Research on toxoplasmosis conducted in different parts of the world revealed that both males and females were found variably infected. Females were highly infected as compared to male [16], and on the other hand, males were more infected than females [17, 18].

Age wise prevalence was noted as 39.4% in people of the age group 25–34 years as compared to other age groups [16]. Similar age groups were infected with 33.3% prevalence reported from Nigeria [19]. A low prevalence rate of 8.18% was observed in the age group of 5–14 years, which is less than 23.1% reported from Iran [17]. The infection rate was low in the age group 35–44 years, which has also been reported from other laboratories [18, 19]. It has also been found that T. gondii infection increased with age, lower educational level, populous living conditions, and soil-related occupations [20, 21].

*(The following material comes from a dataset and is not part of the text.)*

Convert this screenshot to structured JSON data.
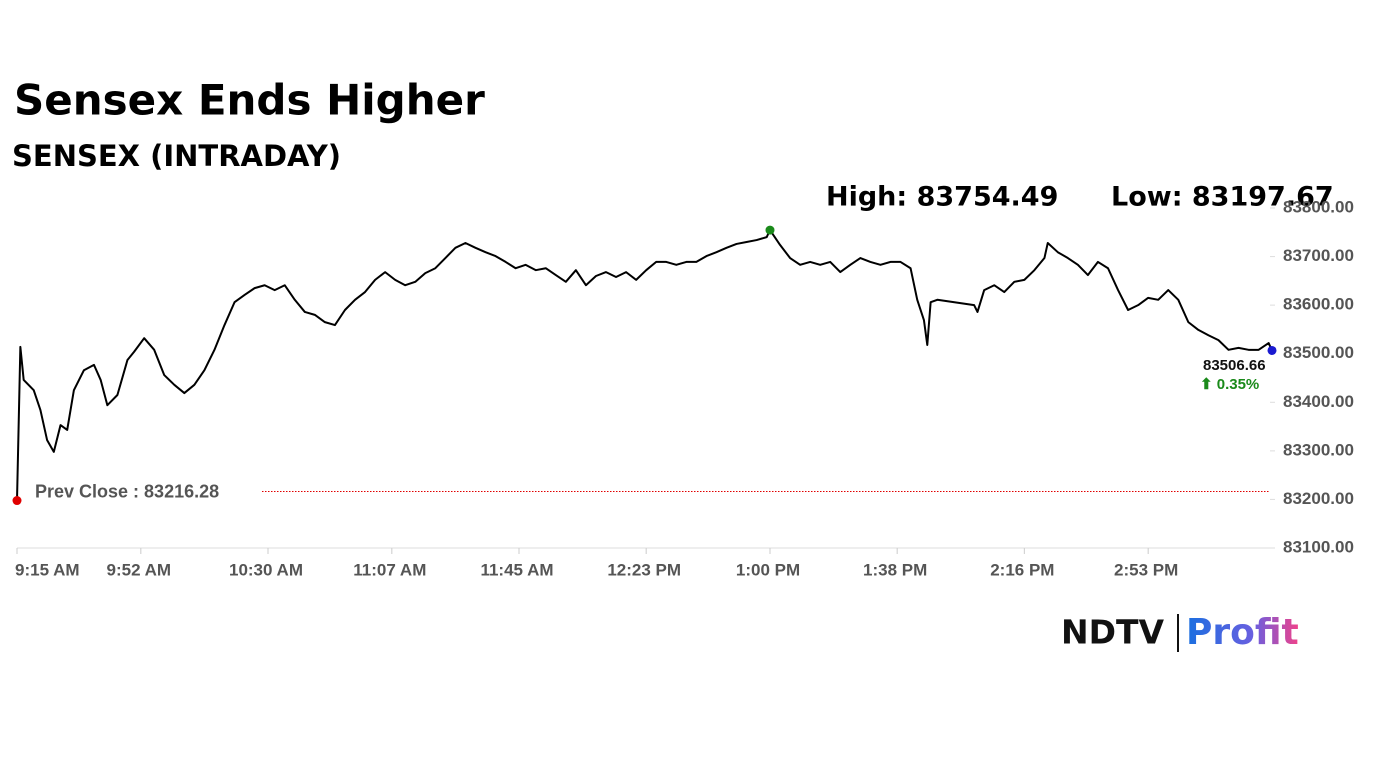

Toxoplasmosis can be controlled in pregnant women by adopting a number of factors including washing of raw fruits and vegetables before eating [22].

Women’s health education is very imperative to avoid maternal toxoplasmosis. Women’s education is needed regarding their eating habits and antenatal care. Eating raw and undercooked meat should be avoided [23]. People should be educated to reduce the number of cats in their houses, which sheds oocysts in the surroundings and thus help in reduction of environmental contamination of oocysts of T. gondii [24]. Toxoplasmosis was more common in people between the ages of 20 and 40. T. gondii infection was only seen in uneducated pregnant women. Only 1.32% of the patients studied were positive for IgM and IgG antibodies, according to a study conducted by Khan et al. [25].

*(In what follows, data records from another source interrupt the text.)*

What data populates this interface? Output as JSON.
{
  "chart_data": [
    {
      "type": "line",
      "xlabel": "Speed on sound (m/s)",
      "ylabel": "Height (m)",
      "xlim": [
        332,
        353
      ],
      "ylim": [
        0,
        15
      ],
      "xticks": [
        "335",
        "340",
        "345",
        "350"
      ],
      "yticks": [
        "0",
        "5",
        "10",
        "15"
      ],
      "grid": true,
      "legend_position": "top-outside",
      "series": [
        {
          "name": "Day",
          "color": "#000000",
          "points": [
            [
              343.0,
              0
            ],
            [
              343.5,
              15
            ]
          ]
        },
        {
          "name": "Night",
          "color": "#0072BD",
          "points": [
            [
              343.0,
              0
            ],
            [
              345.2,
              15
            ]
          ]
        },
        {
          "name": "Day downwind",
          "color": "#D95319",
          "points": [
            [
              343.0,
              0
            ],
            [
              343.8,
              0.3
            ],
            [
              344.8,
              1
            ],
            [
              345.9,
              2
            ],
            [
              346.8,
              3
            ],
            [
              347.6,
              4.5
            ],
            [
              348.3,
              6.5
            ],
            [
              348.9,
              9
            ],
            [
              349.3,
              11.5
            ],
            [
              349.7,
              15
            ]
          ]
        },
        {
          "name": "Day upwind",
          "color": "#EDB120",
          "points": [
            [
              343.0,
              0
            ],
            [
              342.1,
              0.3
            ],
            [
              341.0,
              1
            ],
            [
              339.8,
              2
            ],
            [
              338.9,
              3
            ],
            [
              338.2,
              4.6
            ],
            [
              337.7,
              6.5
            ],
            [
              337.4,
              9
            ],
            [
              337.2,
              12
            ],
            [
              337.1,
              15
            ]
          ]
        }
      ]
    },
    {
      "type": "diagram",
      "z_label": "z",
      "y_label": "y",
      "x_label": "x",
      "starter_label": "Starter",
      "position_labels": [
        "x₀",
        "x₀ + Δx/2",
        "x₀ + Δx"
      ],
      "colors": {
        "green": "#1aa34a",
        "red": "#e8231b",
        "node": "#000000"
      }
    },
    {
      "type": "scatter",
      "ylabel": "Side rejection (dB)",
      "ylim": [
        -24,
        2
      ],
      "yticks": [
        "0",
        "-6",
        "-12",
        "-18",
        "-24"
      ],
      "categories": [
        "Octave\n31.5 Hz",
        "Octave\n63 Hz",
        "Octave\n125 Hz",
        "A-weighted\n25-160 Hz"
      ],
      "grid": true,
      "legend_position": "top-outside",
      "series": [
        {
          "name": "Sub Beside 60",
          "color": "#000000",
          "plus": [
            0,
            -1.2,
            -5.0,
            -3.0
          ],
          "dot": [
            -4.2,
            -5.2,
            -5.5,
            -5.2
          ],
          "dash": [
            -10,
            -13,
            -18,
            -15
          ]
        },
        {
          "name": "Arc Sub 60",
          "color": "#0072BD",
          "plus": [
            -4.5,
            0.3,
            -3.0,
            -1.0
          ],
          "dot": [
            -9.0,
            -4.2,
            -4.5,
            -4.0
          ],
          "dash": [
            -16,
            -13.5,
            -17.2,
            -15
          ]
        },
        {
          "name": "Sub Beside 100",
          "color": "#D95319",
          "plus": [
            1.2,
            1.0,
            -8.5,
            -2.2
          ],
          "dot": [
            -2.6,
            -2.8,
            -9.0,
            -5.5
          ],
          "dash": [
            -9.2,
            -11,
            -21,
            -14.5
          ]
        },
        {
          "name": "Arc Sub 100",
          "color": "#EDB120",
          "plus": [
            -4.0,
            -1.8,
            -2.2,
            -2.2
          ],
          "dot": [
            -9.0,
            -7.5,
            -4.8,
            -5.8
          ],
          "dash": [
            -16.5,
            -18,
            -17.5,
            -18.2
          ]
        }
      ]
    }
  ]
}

According to Andiappan et al. [26], the knowledge, attitude, and practices of pregnant women about toxoplasmosis are lower than expected. They have also been noted the reasons that majority of the pregnant women in rural areas lead pastoral life, no education, no access to media, and no focusing on the disease. The diagnostic facilities in health centers are the main constraints of the disease. The present study revealed that most of the pregnant women (67.5%) had never been experienced for infection with T. gondii. In this contest, current investigation is comparable to the study conducted by Amin et al. [27] who reported 58 (14.5%) of the pregnant women who were tested for toxoplasmosis during pregnancy but they do not have any idea about the type of test. The reports published in some parts of the world showing relationship between drinking raw milk and human infection with toxoplasmosis [28, 29].

5. Conclusion

Current study revealed that majority of the pregnant women were not aware about toxoplasmosis, its preventive measures, risk factors, symptoms, and timing. However, attitudes and practices were better and this is due to their local knowledge that makes them sure to prevent all types of infection. Educating the local people can play an important role in preventing toxoplasmosis. There must be an urgent need for medical professionals to receive refresher training, as well as for diagnostic facilities to be strengthened and for pregnant women to be advised to check for toxoplasma infection on a frequent basis.

Data Availability

The datasets generated and/or analyzed during the current study are not publicly available but are available from the corresponding author on reasonable request.

Ethical Approval

This study was conducted according to ethical guidelines for human-related research at the University of Malakand, Pakistan, and in accordance with the declaration of Helsinki. The informed consent was obtained from the respondents at the time of information collection. This study was registered as registration no. 1705642.

Conflicts of Interest

The authors declare that they have no conflicts of interest.

Authors’ Contributions

WK supervised the study, HR collected the data and written the manuscript, YAJF did statistical analysis, NR helped in collection of the research data, RN did the collection of data and draft the MS initially, PDLRE helped in write up of MS, SA helped in collection of data, SAAR reviewed the literature for preparation of MS, NSAS helped in reviewing the literature and critically reviewed the manuscript and all the authors approved its publication.

Acknowledgments

The authors acknowledged the efforts and support of the participants in the study during collection of research data.